My current project requires me to have an arch on the base of the cabinet, but Santa didn’t bring me a bandsaw again this year. I could have made a template and made the arch on the router or used my jig saw, which I’ve done in the past. However, I really want to start using more hand tools. I have 3 awesome Veritas planes, but they wouldn’t really do anything for me. I found a cool little compass plane on the Japan Woodworker site, it’s called a Sori Ganna. I have no idea what that means but it looked like it would do the job for me. For $88 I figure I’d give it a try.
First of all, this plane does not, big emphasis on NOT, come ready to use right out of the box. The plane iron was so tight that I was afraid I would split the wood had I forced it. However, the instructions, found on the website, were clear as to how to condition your new plane (hint: you will need a small wood file). After an hour or so of conditioning I figure I had to sharpen the plane iron. The plane may not have been conditioned, but the plane iron was sharp. I did run it across an 800, 1000, and finally 4000 grit stones a few times which gave me a scary sharp edge.
This was my first Japanese style plane so I watched a few youtube videos and I found a hand tools and techniques podcast which was really informative. I played around with the plane on some scrap walnut and everything seemed to go pretty good. I then started on the real piece. The pieces I’m using are lyptus which is harder than oak. I figured I had a real workout coming.
My garage shop isn’t heated, but here in California it isn’t anything like y’all have back east (which can be just about everywhere). It was chilly today so I had a on a tee shirt, a long sleeved sweat shirt, a scarf (which I got as a Christmas present), and a short sleeved sweat shirt. I was ready!
I put the first piece securely in the workmate and I was off. It took a little time to find the “sweet spot”, but once I got going it went pretty good. Off came the sweatshirts and scarf. I was getting a workout, but totally enjoying it. I started in the middle thinking that’s where I have the most wood to remove. It didn’t take long till I was getting too close to my line and I still had more to hog off on the sides. So, I had to try a different technique – short pulls along the sides. It all worked out well and here are the results.
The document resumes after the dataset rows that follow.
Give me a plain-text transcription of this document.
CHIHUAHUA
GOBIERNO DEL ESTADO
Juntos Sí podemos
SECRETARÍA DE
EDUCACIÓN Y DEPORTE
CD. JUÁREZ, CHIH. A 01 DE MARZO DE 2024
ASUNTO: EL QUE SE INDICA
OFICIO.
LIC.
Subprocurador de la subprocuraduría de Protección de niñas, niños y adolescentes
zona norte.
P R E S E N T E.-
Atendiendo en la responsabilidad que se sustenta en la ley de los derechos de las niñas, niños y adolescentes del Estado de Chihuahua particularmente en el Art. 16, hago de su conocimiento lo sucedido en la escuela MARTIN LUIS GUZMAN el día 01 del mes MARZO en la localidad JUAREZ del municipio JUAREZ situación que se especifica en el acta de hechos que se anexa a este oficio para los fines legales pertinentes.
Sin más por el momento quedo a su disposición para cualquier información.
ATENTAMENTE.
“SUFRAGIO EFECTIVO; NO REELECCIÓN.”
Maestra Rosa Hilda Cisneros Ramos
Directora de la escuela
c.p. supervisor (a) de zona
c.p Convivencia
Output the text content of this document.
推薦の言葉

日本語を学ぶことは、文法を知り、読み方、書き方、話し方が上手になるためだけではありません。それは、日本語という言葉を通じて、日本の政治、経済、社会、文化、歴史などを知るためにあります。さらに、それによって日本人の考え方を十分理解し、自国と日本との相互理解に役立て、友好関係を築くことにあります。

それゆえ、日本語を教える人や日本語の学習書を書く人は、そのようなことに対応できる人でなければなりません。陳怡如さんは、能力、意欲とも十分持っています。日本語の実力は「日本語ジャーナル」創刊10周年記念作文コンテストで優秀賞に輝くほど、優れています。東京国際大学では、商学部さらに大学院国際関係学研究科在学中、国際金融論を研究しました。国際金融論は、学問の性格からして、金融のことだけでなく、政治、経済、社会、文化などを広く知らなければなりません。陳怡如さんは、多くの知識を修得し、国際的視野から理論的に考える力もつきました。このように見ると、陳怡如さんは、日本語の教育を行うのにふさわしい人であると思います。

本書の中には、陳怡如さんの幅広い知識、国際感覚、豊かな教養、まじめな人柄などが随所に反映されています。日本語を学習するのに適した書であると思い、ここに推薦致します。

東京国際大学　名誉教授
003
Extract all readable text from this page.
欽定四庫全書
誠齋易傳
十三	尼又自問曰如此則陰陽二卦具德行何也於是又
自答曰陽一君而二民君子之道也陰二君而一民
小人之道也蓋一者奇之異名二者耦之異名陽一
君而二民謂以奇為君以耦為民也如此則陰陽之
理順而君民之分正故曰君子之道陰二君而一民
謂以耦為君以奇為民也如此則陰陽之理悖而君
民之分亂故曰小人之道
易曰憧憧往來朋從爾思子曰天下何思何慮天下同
The first piece took me about 30 minutes to complete. The 2nd piece, which I started on the ends and worked towards the middle took only about 15 minutes. Then with a little tap-tap-tap on the back of the plane I took the final pulls which gave me an ultra smooth finish. To get this finish you start at the ends and work towards the middle being careful not to pull back up against the grain of the wood which would cause some tear out.
I have 3 more pieces to do on this cabinet and am actually looking forward to it. I sure has heck wouldn’t be wanting to do anything like this in the middle of summer when we get temps up in the 100s. I won’t be making any bandsaw boxes yet, but for now this works just fine.